Taken from the introductory chapter of "How to Prove it A Structured Approach":
$(2^b - 1)(1 + 2^b + 2^{2b} + ... + 2^{(a - 1)b}$
$=2^b(1 + 2^b + 2^{2b} + ... + 2^{(a - 1)b}) - (1 + 2^b + 2^{2b} + ... + 2^{a - 1)b})$
$=(2^b + 2^{2b} + 2^{3b} + ... + 2^{ab}) - (1 + 2^b + 2^{2b} + ... + 2^{(a - 1)b})$
$=2^{ab} - 1$
A line 3 you take out all $2^b, 2^{2b}, 2^{3b}$ from the right side out of the left side and the only ones that remains are the $2^{ab}$ on the left side, the $-1$ on the right side and the $-2^{(a - 1)b}$ on the right side, so the final result should be:
$2^{ab} - 2^{(a - 1)b} - 1$
Shouldn't it?Yet the author removes the $2^{(a - 1)b}$ at the end of the right side, but how does he cancel it out?

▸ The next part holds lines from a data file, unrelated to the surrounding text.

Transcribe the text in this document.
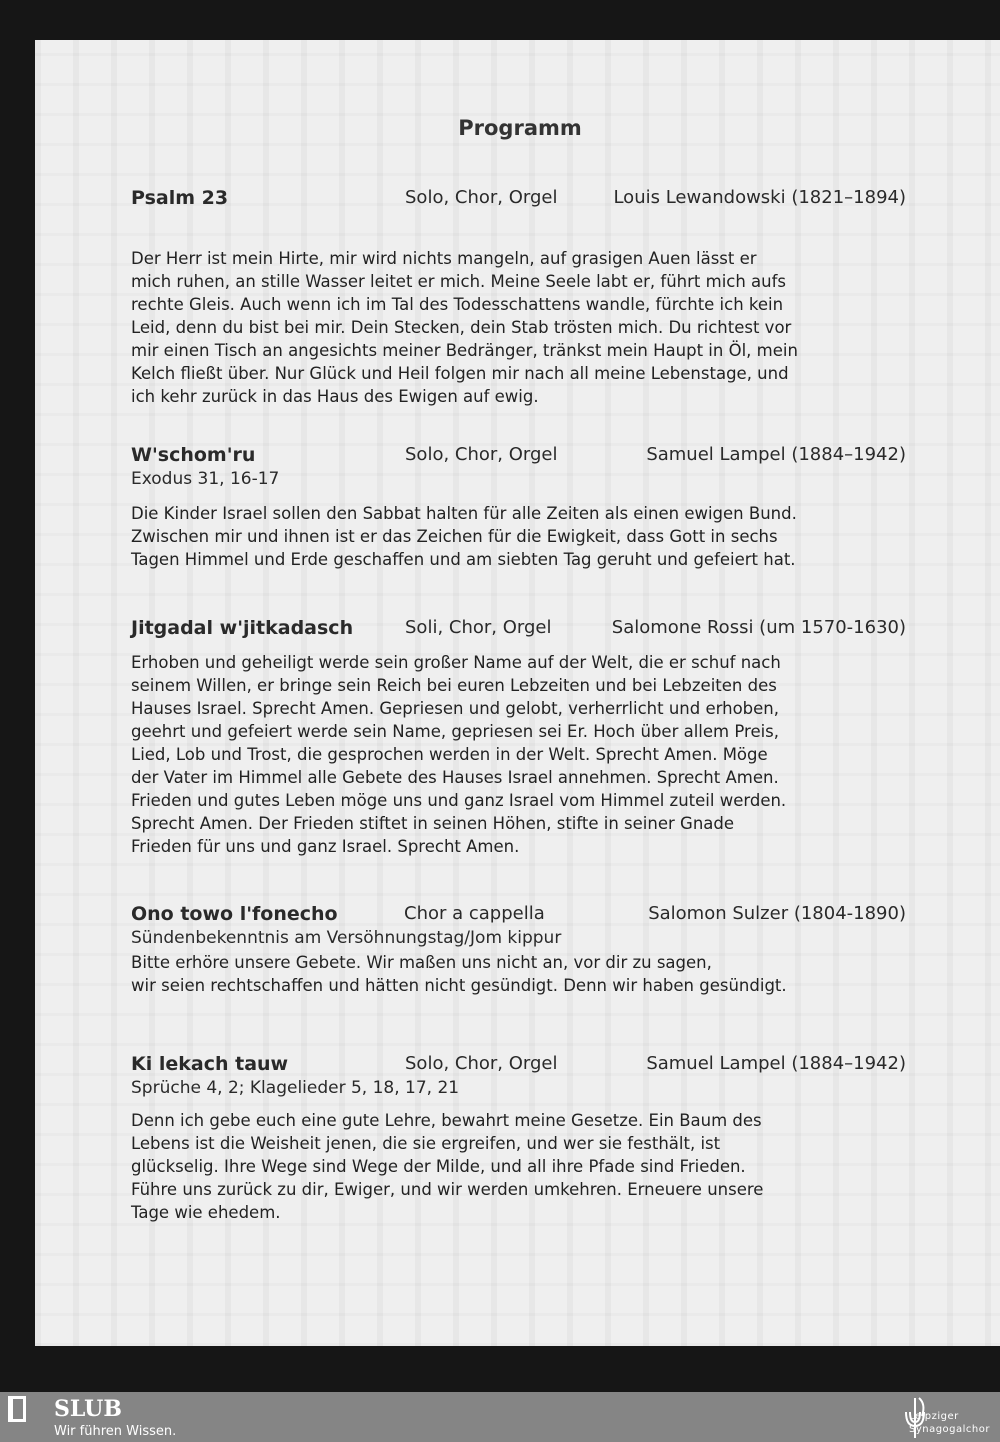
Programm
Psalm 23	Solo, Chor, Orgel	Louis Lewandowski (1821–1894)
Der Herr ist mein Hirte, mir wird nichts mangeln, auf grasigen Auen lässt er
mich ruhen, an stille Wasser leitet er mich. Meine Seele labt er, führt mich aufs
rechte Gleis. Auch wenn ich im Tal des Todesschattens wandle, fürchte ich kein
Leid, denn du bist bei mir. Dein Stecken, dein Stab trösten mich. Du richtest vor
mir einen Tisch an angesichts meiner Bedränger, tränkst mein Haupt in Öl, mein
Kelch fließt über. Nur Glück und Heil folgen mir nach all meine Lebenstage, und
ich kehr zurück in das Haus des Ewigen auf ewig.
W'schom'ru	Solo, Chor, Orgel	Samuel Lampel (1884–1942)
Exodus 31, 16-17
Die Kinder Israel sollen den Sabbat halten für alle Zeiten als einen ewigen Bund.
Zwischen mir und ihnen ist er das Zeichen für die Ewigkeit, dass Gott in sechs
Tagen Himmel und Erde geschaffen und am siebten Tag geruht und gefeiert hat.
Jitgadal w'jitkadasch	Soli, Chor, Orgel	Salomone Rossi (um 1570-1630)
Erhoben und geheiligt werde sein großer Name auf der Welt, die er schuf nach
seinem Willen, er bringe sein Reich bei euren Lebzeiten und bei Lebzeiten des
Hauses Israel. Sprecht Amen. Gepriesen und gelobt, verherrlicht und erhoben,
geehrt und gefeiert werde sein Name, gepriesen sei Er. Hoch über allem Preis,
Lied, Lob und Trost, die gesprochen werden in der Welt. Sprecht Amen. Möge
der Vater im Himmel alle Gebete des Hauses Israel annehmen. Sprecht Amen.
Frieden und gutes Leben möge uns und ganz Israel vom Himmel zuteil werden.
Sprecht Amen. Der Frieden stiftet in seinen Höhen, stifte in seiner Gnade
Frieden für uns und ganz Israel. Sprecht Amen.
Ono towo l'fonecho	Chor a cappella	Salomon Sulzer (1804-1890)
Sündenbekenntnis am Versöhnungstag/Jom kippur
Bitte erhöre unsere Gebete. Wir maßen uns nicht an, vor dir zu sagen,
wir seien rechtschaffen und hätten nicht gesündigt. Denn wir haben gesündigt.
Ki lekach tauw	Solo, Chor, Orgel	Samuel Lampel (1884–1942)
Sprüche 4, 2; Klagelieder 5, 18, 17, 21
Denn ich gebe euch eine gute Lehre, bewahrt meine Gesetze. Ein Baum des
Lebens ist die Weisheit jenen, die sie ergreifen, und wer sie festhält, ist
glückselig. Ihre Wege sind Wege der Milde, und all ihre Pfade sind Frieden.
Führe uns zurück zu dir, Ewiger, und wir werden umkehren. Erneuere unsere
Tage wie ehedem.
SLUB
Wir führen Wissen.
Leipziger
Synagogalchor
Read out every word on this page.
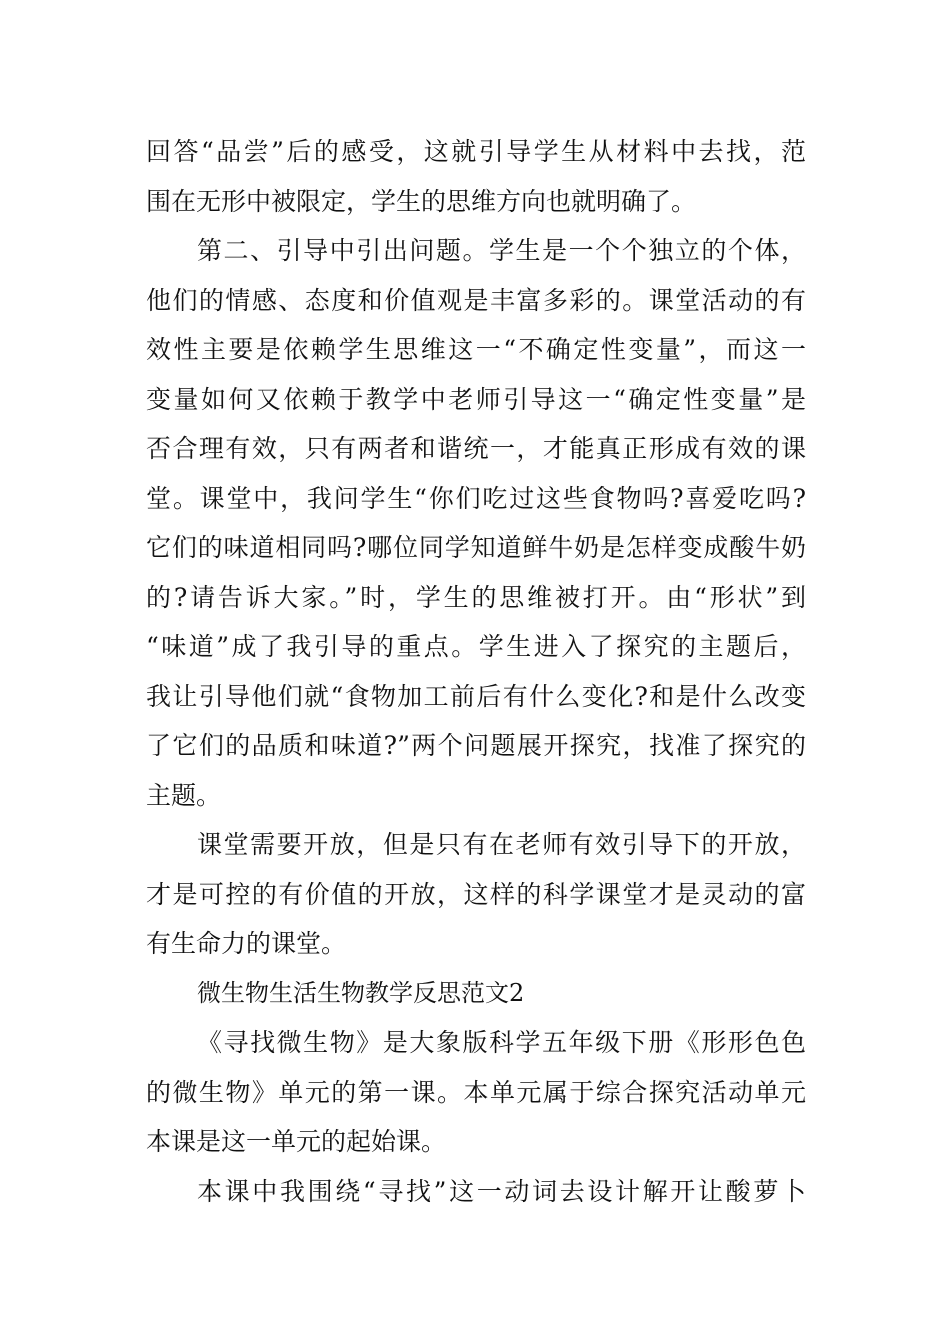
回答“品尝”后的感受，这就引导学生从材料中去找，范
围在无形中被限定，学生的思维方向也就明确了。
第二、引导中引出问题。学生是一个个独立的个体，
他们的情感、态度和价值观是丰富多彩的。课堂活动的有
效性主要是依赖学生思维这一“不确定性变量”，而这一
变量如何又依赖于教学中老师引导这一“确定性变量”是
否合理有效，只有两者和谐统一，才能真正形成有效的课
堂。课堂中，我问学生“你们吃过这些食物吗?喜爱吃吗?
它们的味道相同吗?哪位同学知道鲜牛奶是怎样变成酸牛奶
的?请告诉大家。”时，学生的思维被打开。由“形状”到
“味道”成了我引导的重点。学生进入了探究的主题后，
我让引导他们就“食物加工前后有什么变化?和是什么改变
了它们的品质和味道?”两个问题展开探究，找准了探究的
主题。
课堂需要开放，但是只有在老师有效引导下的开放，
才是可控的有价值的开放，这样的科学课堂才是灵动的富
有生命力的课堂。
微生物生活生物教学反思范文2
《寻找微生物》是大象版科学五年级下册《形形色色
的微生物》单元的第一课。本单元属于综合探究活动单元
本课是这一单元的起始课。
本课中我围绕“寻找”这一动词去设计解开让酸萝卜
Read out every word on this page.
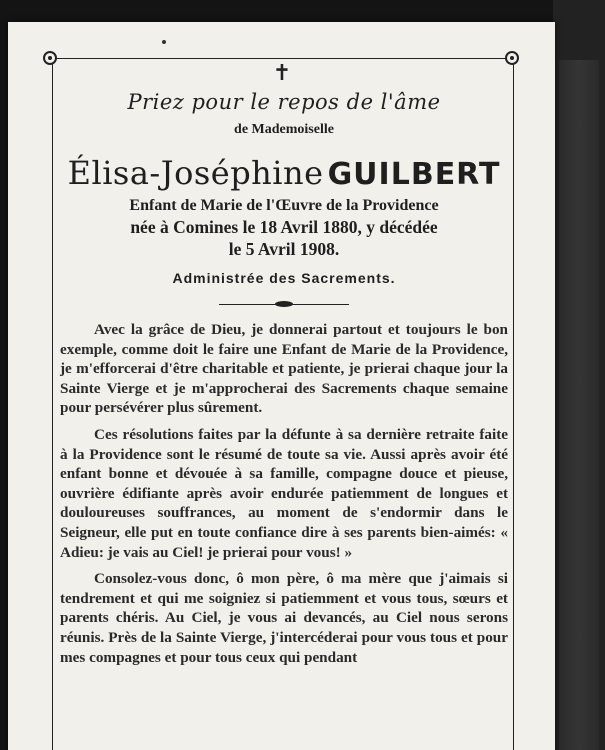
✝

Priez pour le repos de l'âme

de Mademoiselle

Élisa-Joséphine GUILBERT

Enfant de Marie de l'Œuvre de la Providence

née à Comines le 18 Avril 1880, y décédée

le 5 Avril 1908.

Administrée des Sacrements.

Avec la grâce de Dieu, je donnerai partout et toujours le bon exemple, comme doit le faire une Enfant de Marie de la Providence, je m'efforcerai d'être charitable et patiente, je prierai chaque jour la Sainte Vierge et je m'approcherai des Sacrements chaque semaine pour persévérer plus sûrement.

Ces résolutions faites par la défunte à sa dernière retraite faite à la Providence sont le résumé de toute sa vie. Aussi après avoir été enfant bonne et dévouée à sa famille, compagne douce et pieuse, ouvrière édifiante après avoir endurée patiemment de longues et douloureuses souffrances, au moment de s'endormir dans le Seigneur, elle put en toute confiance dire à ses parents bien-aimés: « Adieu: je vais au Ciel! je prierai pour vous! »

Consolez-vous donc, ô mon père, ô ma mère que j'aimais si tendrement et qui me soigniez si patiemment et vous tous, sœurs et parents chéris. Au Ciel, je vous ai devancés, au Ciel nous serons réunis. Près de la Sainte Vierge, j'intercéderai pour vous tous et pour mes compagnes et pour tous ceux qui pendant
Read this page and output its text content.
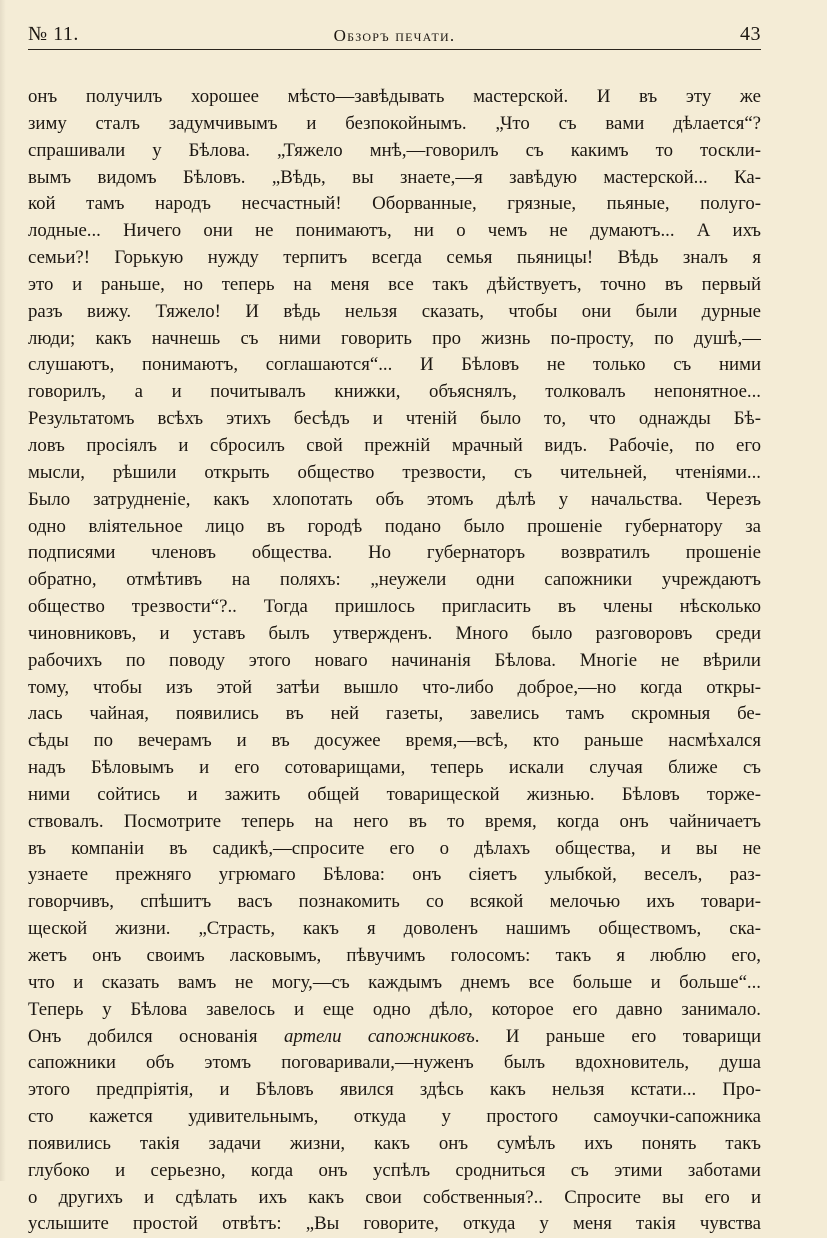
№ 11.	Обзоръ печати.	43
онъ получилъ хорошее мѣсто—завѣдывать мастерской. И въ эту же
зиму сталъ задумчивымъ и безпокойнымъ. „Что съ вами дѣлается“?
спрашивали у Бѣлова. „Тяжело мнѣ,—говорилъ съ какимъ то тоскли-
вымъ видомъ Бѣловъ. „Вѣдь, вы знаете,—я завѣдую мастерской... Ка-
кой тамъ народъ несчастный! Оборванные, грязные, пьяные, полуго-
лодные... Ничего они не понимаютъ, ни о чемъ не думаютъ... А ихъ
семьи?! Горькую нужду терпитъ всегда семья пьяницы! Вѣдь зналъ я
это и раньше, но теперь на меня все такъ дѣйствуетъ, точно въ первый
разъ вижу. Тяжело! И вѣдь нельзя сказать, чтобы они были дурные
люди; какъ начнешь съ ними говорить про жизнь по-просту, по душѣ,—
слушаютъ, понимаютъ, соглашаются“... И Бѣловъ не только съ ними
говорилъ, а и почитывалъ книжки, объяснялъ, толковалъ непонятное...
Результатомъ всѣхъ этихъ бесѣдъ и чтеній было то, что однажды Бѣ-
ловъ просіялъ и сбросилъ свой прежній мрачный видъ. Рабочіе, по его
мысли, рѣшили открыть общество трезвости, съ чительней, чтеніями...
Было затрудненіе, какъ хлопотать объ этомъ дѣлѣ у начальства. Черезъ
одно вліятельное лицо въ городѣ подано было прошеніе губернатору за
подписями членовъ общества. Но губернаторъ возвратилъ прошеніе
обратно, отмѣтивъ на поляхъ: „неужели одни сапожники учреждаютъ
общество трезвости“?.. Тогда пришлось пригласить въ члены нѣсколько
чиновниковъ, и уставъ былъ утвержденъ. Много было разговоровъ среди
рабочихъ по поводу этого новаго начинанія Бѣлова. Многіе не вѣрили
тому, чтобы изъ этой затѣи вышло что-либо доброе,—но когда откры-
лась чайная, появились въ ней газеты, завелись тамъ скромныя бе-
сѣды по вечерамъ и въ досужее время,—всѣ, кто раньше насмѣхался
надъ Бѣловымъ и его сотоварищами, теперь искали случая ближе съ
ними сойтись и зажить общей товарищеской жизнью. Бѣловъ торже-
ствовалъ. Посмотрите теперь на него въ то время, когда онъ чайничаетъ
въ компаніи въ садикѣ,—спросите его о дѣлахъ общества, и вы не
узнаете прежняго угрюмаго Бѣлова: онъ сіяетъ улыбкой, веселъ, раз-
говорчивъ, спѣшитъ васъ познакомить со всякой мелочью ихъ товари-
щеской жизни. „Страсть, какъ я доволенъ нашимъ обществомъ, ска-
жетъ онъ своимъ ласковымъ, пѣвучимъ голосомъ: такъ я люблю его,
что и сказать вамъ не могу,—съ каждымъ днемъ все больше и больше“...
Теперь у Бѣлова завелось и еще одно дѣло, которое его давно занимало.
Онъ добился основанія артели сапожниковъ. И раньше его товарищи
сапожники объ этомъ поговаривали,—нуженъ былъ вдохновитель, душа
этого предпріятія, и Бѣловъ явился здѣсь какъ нельзя кстати... Про-
сто кажется удивительнымъ, откуда у простого самоучки-сапожника
появились такія задачи жизни, какъ онъ сумѣлъ ихъ понять такъ
глубоко и серьезно, когда онъ успѣлъ сродниться съ этими заботами
о другихъ и сдѣлать ихъ какъ свои собственныя?.. Спросите вы его и
услышите простой отвѣтъ: „Вы говорите, откуда у меня такія чувства
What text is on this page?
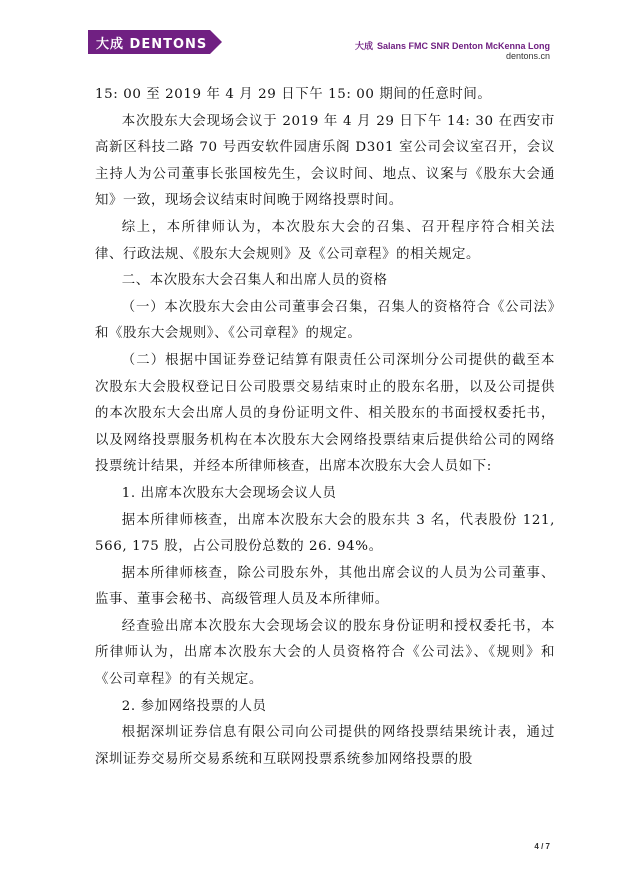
大成 DENTONS	大成 Salans FMC SNR Denton McKenna Long
dentons.cn

15: 00 至 2019 年 4 月 29 日下午 15: 00 期间的任意时间。

本次股东大会现场会议于 2019 年 4 月 29 日下午 14: 30 在西安市高新区科技二路 70 号西安软件园唐乐阁 D301 室公司会议室召开，会议主持人为公司董事长张国桉先生，会议时间、地点、议案与《股东大会通知》一致，现场会议结束时间晚于网络投票时间。

综上，本所律师认为，本次股东大会的召集、召开程序符合相关法律、行政法规、《股东大会规则》及《公司章程》的相关规定。

二、本次股东大会召集人和出席人员的资格

（一）本次股东大会由公司董事会召集，召集人的资格符合《公司法》和《股东大会规则》、《公司章程》的规定。

（二）根据中国证券登记结算有限责任公司深圳分公司提供的截至本次股东大会股权登记日公司股票交易结束时止的股东名册，以及公司提供的本次股东大会出席人员的身份证明文件、相关股东的书面授权委托书，以及网络投票服务机构在本次股东大会网络投票结束后提供给公司的网络投票统计结果，并经本所律师核查，出席本次股东大会人员如下:

1. 出席本次股东大会现场会议人员

据本所律师核查，出席本次股东大会的股东共 3 名，代表股份 121, 566, 175 股，占公司股份总数的 26. 94%。

据本所律师核查，除公司股东外，其他出席会议的人员为公司董事、监事、董事会秘书、高级管理人员及本所律师。

经查验出席本次股东大会现场会议的股东身份证明和授权委托书，本所律师认为，出席本次股东大会的人员资格符合《公司法》、《规则》和《公司章程》的有关规定。

2. 参加网络投票的人员

根据深圳证券信息有限公司向公司提供的网络投票结果统计表，通过深圳证券交易所交易系统和互联网投票系统参加网络投票的股

4 / 7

To see the result without ambiguity:
$$\left(2^b - 1\right)\left(1 + 2^b + 2^{2b} + ... + 2^{(a - 1)b}\right)=\left(2^b - 1\right)\sum_{k=0}^{a-1}2^{bk}=\sum_{k=0}^{a-1}2^{b(k+1)}-\sum_{k=0}^{a-1}2^{bk}\\\underbrace{=}_{\text{change of index}} \sum_{k=1}^{a}2^{bk}-\sum_{k=0}^{a-1}2^{bk}=2^{ab}-1$$